Their main objective in carrying out the attack was to take senior Army officials hostage, the spokesman said, and bargain for the release of jailed militants.

The attackers did manage to take 42 hostages — no senior officer was said to be among them — and Major-General Abbas disclosed that the militants did make the demand for the release of over 100 militants belonging to several groups in exchange for the hostages.

“They had other demands but this was the main one,” he said. Without giving any names, Major-General Abbas revealed that the list contained several “high profile terrorists” from all the “terrorist groups across the board”.

Aqeel, the captured attacker, had tried to kill himself by detonating a mine and a suicide jacket. He was “severely injured” and was in position to be questioned, the spokesman said.

Major-General Abbas said Aqeel’s association was with the Laskhar-e-Jhangvi, an offshoot of the dreaded Sipah-e-Sahaba. But while he acknowledged that there were elements from this group and the Jaish-e-Mohammed now based in South Waziristan, he said these were “splinter groups”, and were no longer taking orders from their main leadership.

But he said “much hype” had been created around South Punjab as a base for terror groups.

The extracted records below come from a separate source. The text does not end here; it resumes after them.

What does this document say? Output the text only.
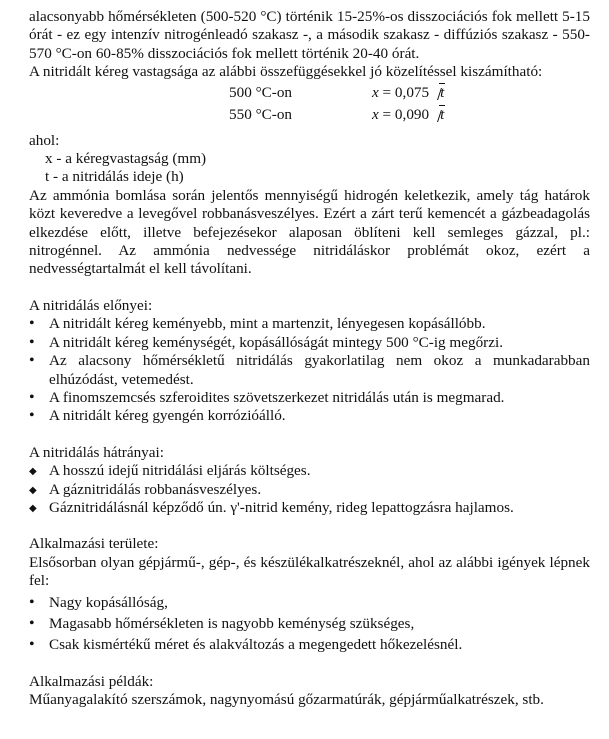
alacsonyabb hőmérsékleten (500-520 °C) történik 15-25%-os disszociációs fok mellett 5-15 órát - ez egy intenzív nitrogénleadó szakasz -, a második szakasz - diffúziós szakasz - 550-570 °C-on 60-85% disszociációs fok mellett történik 20-40 órát.

A nitridált kéreg vastagsága az alábbi összefüggésekkel jó közelítéssel kiszámítható:

500 °C-on	x = 0,075 t
550 °C-on	x = 0,090 t

ahol:

x - a kéregvastagság (mm)

t - a nitridálás ideje (h)

Az ammónia bomlása során jelentős mennyiségű hidrogén keletkezik, amely tág határok közt keveredve a levegővel robbanásveszélyes. Ezért a zárt terű kemencét a gázbeadagolás elkezdése előtt, illetve befejezésekor alaposan öblíteni kell semleges gázzal, pl.: nitrogénnel. Az ammónia nedvessége nitridáláskor problémát okoz, ezért a nedvességtartalmát el kell távolítani.

A nitridálás előnyei:

•
A nitridált kéreg keményebb, mint a martenzit, lényegesen kopásállóbb.
•
A nitridált kéreg keménységét, kopásállóságát mintegy 500 °C-ig megőrzi.
•
Az alacsony hőmérsékletű nitridálás gyakorlatilag nem okoz a munkadarabban elhúzódást, vetemedést.
•
A finomszemcsés szferoidites szövetszerkezet nitridálás után is megmarad.
•
A nitridált kéreg gyengén korrózióálló.

A nitridálás hátrányai:

◆
A hosszú idejű nitridálási eljárás költséges.
◆
A gáznitridálás robbanásveszélyes.
◆
Gáznitridálásnál képződő ún. γ'-nitrid kemény, rideg lepattogzásra hajlamos.

Alkalmazási területe:

Elsősorban olyan gépjármű-, gép-, és készülékalkatrészeknél, ahol az alábbi igények lépnek fel:

•
Nagy kopásállóság,
•
Magasabb hőmérsékleten is nagyobb keménység szükséges,
•
Csak kismértékű méret és alakváltozás a megengedett hőkezelésnél.

Alkalmazási példák:

Műanyagalakító szerszámok, nagynyomású gőzarmatúrák, gépjárműalkatrészek, stb.
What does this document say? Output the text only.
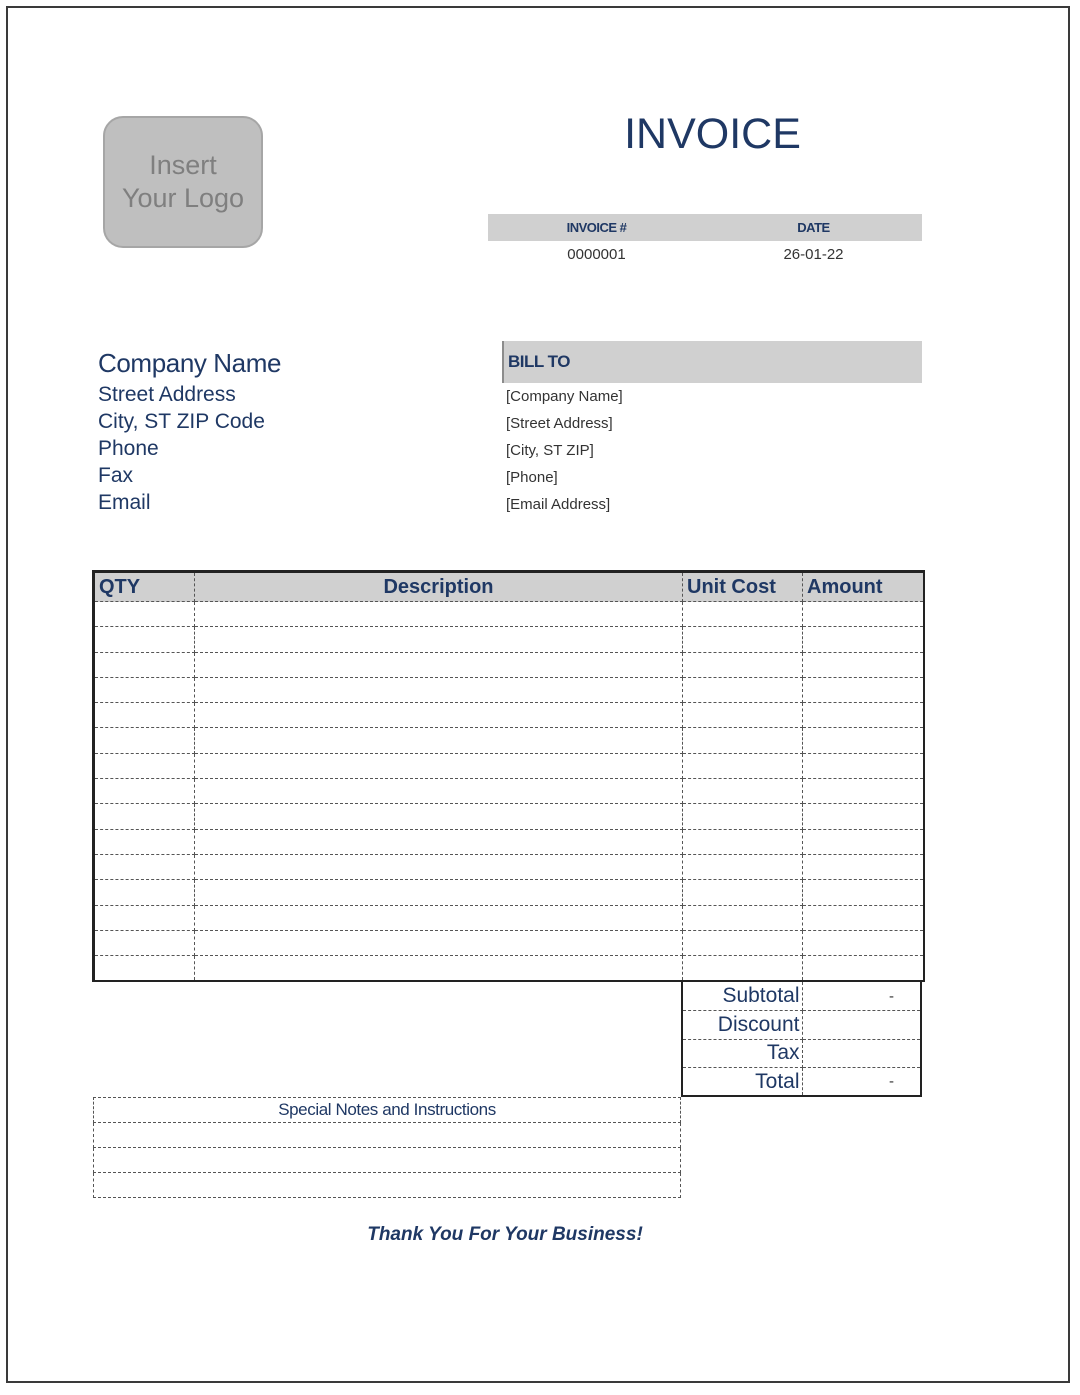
Insert
Your Logo
INVOICE
INVOICE #	DATE
0000001	26-01-22
Company Name
Street Address
City, ST ZIP Code
Phone
Fax
Email
BILL TO
[Company Name]
[Street Address]
[City, ST ZIP]
[Phone]
[Email Address]
QTY	Description	Unit Cost	Amount

Subtotal	-
Discount	
Tax	
Total	-
Special Notes and Instructions

Thank You For Your Business!
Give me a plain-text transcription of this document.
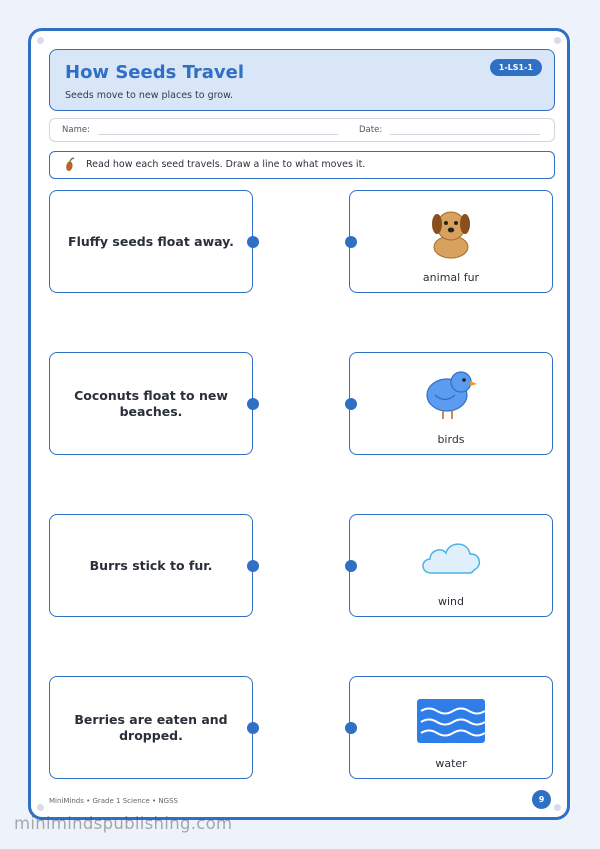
How Seeds Travel
Seeds move to new places to grow.
1-LS1-1
Name:	Date:
Read how each seed travels. Draw a line to what moves it.
Fluffy seeds float away.
animal fur
Coconuts float to new beaches.
birds
Burrs stick to fur.
wind
Berries are eaten and dropped.
water
MiniMinds • Grade 1 Science • NGSS	9
minimindspublishing.com
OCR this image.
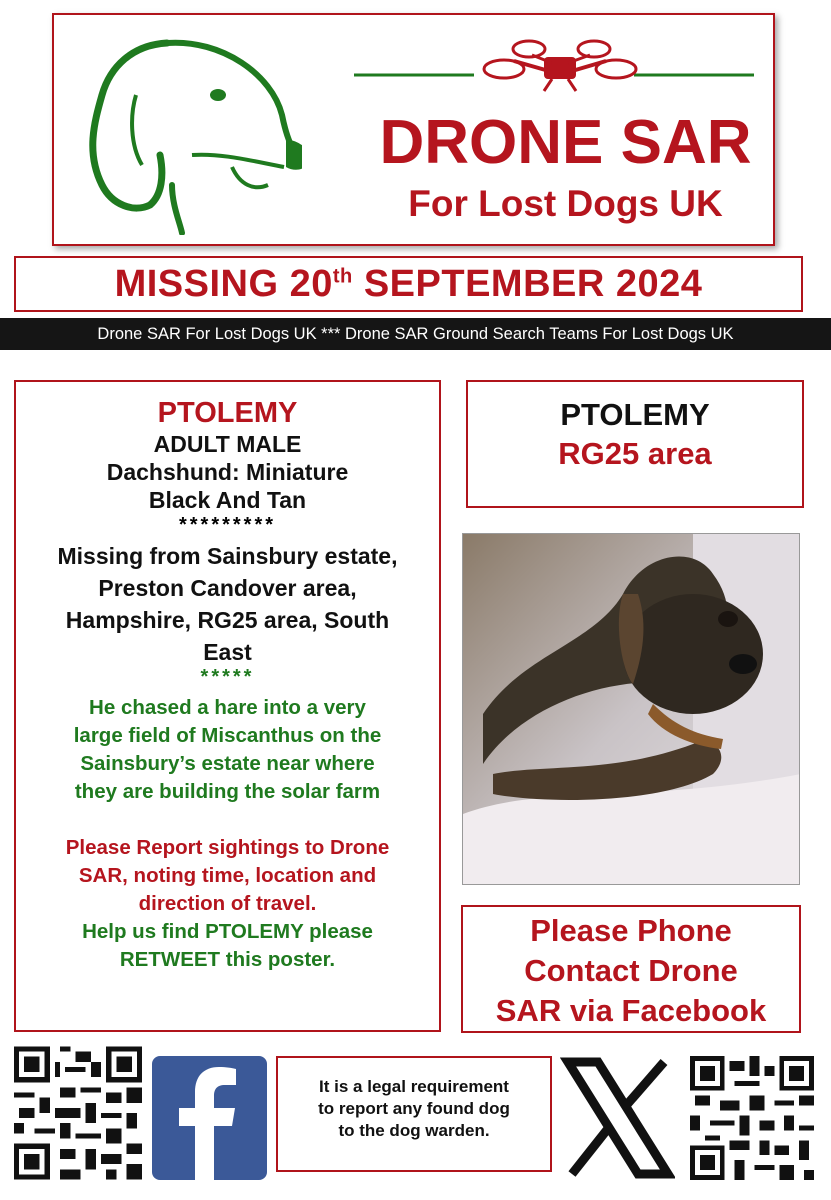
DRONE SAR
For Lost Dogs UK
MISSING 20th SEPTEMBER 2024
Drone SAR For Lost Dogs UK *** Drone SAR Ground Search Teams For Lost Dogs UK
PTOLEMY
ADULT MALE
Dachshund: Miniature
Black And Tan
*********
Missing from Sainsbury estate,
Preston Candover area,
Hampshire, RG25 area, South
East
*****
He chased a hare into a very
large field of Miscanthus on the
Sainsbury’s estate near where
they are building the solar farm
Please Report sightings to Drone
SAR, noting time, location and
direction of travel.
Help us find PTOLEMY please
RETWEET this poster.
PTOLEMY
RG25 area
Please Phone
Contact Drone
SAR via Facebook
It is a legal requirement
to report any found dog
to the dog warden.
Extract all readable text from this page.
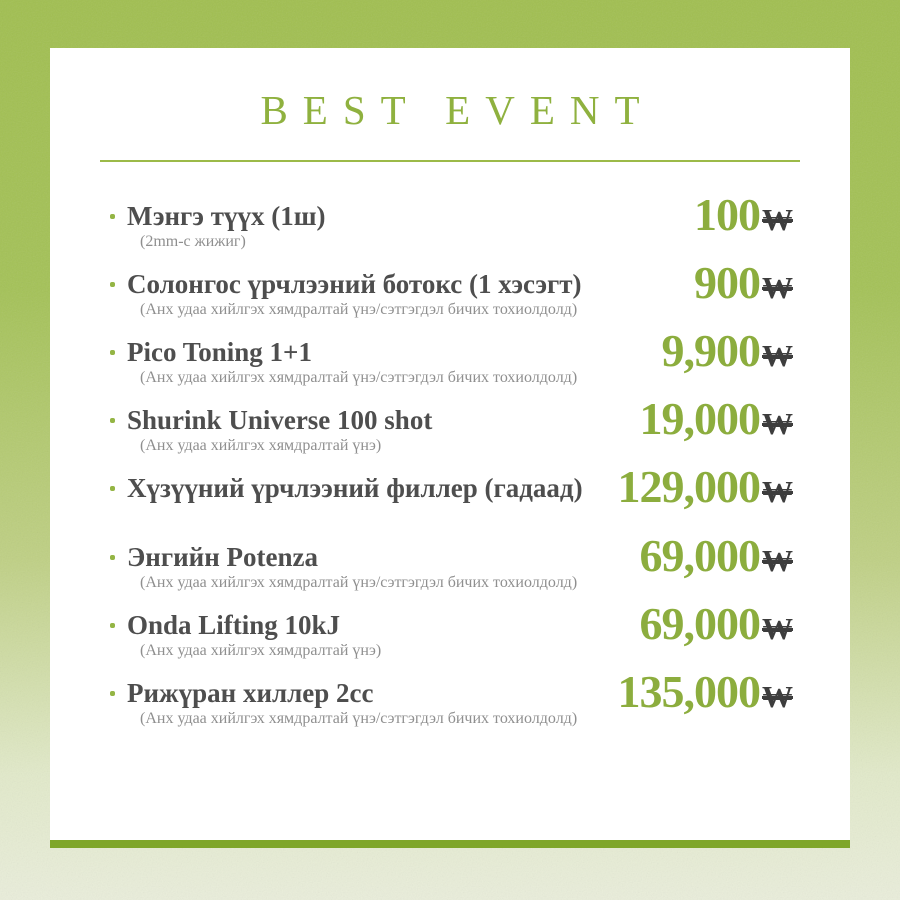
BEST EVENT
Мэнгэ түүх (1ш)
(2mm-с жижиг)
100₩
Солонгос үрчлээний ботокс (1 хэсэгт)
(Анх удаа хийлгэх хямдралтай үнэ/сэтгэгдэл бичих тохиолдолд)
900₩
Pico Toning 1+1
(Анх удаа хийлгэх хямдралтай үнэ/сэтгэгдэл бичих тохиолдолд)
9,900₩
Shurink Universe 100 shot
(Анх удаа хийлгэх хямдралтай үнэ)
19,000₩
Хүзүүний үрчлээний филлер (гадаад) 129,000₩
Энгийн Potenza
(Анх удаа хийлгэх хямдралтай үнэ/сэтгэгдэл бичих тохиолдолд)
69,000₩
Onda Lifting 10kJ
(Анх удаа хийлгэх хямдралтай үнэ)
69,000₩
Рижүран хиллер 2cc
(Анх удаа хийлгэх хямдралтай үнэ/сэтгэгдэл бичих тохиолдолд)
135,000₩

“Yes, there are terrorists in South Punjab, yes, there are groups in South Punjab. These groups have linkages with [Taliban] in South Waziristan and other areas. But I can assure you that because of the different environment that prevails in South Punjab — it is a settled area, it is a well-developed area with a huge presence of security forces, if someone is thinking that there are safe havens, that there are areas where they can conduct terrorist operations, it is very different from what was Swat and what is South Waziristan.”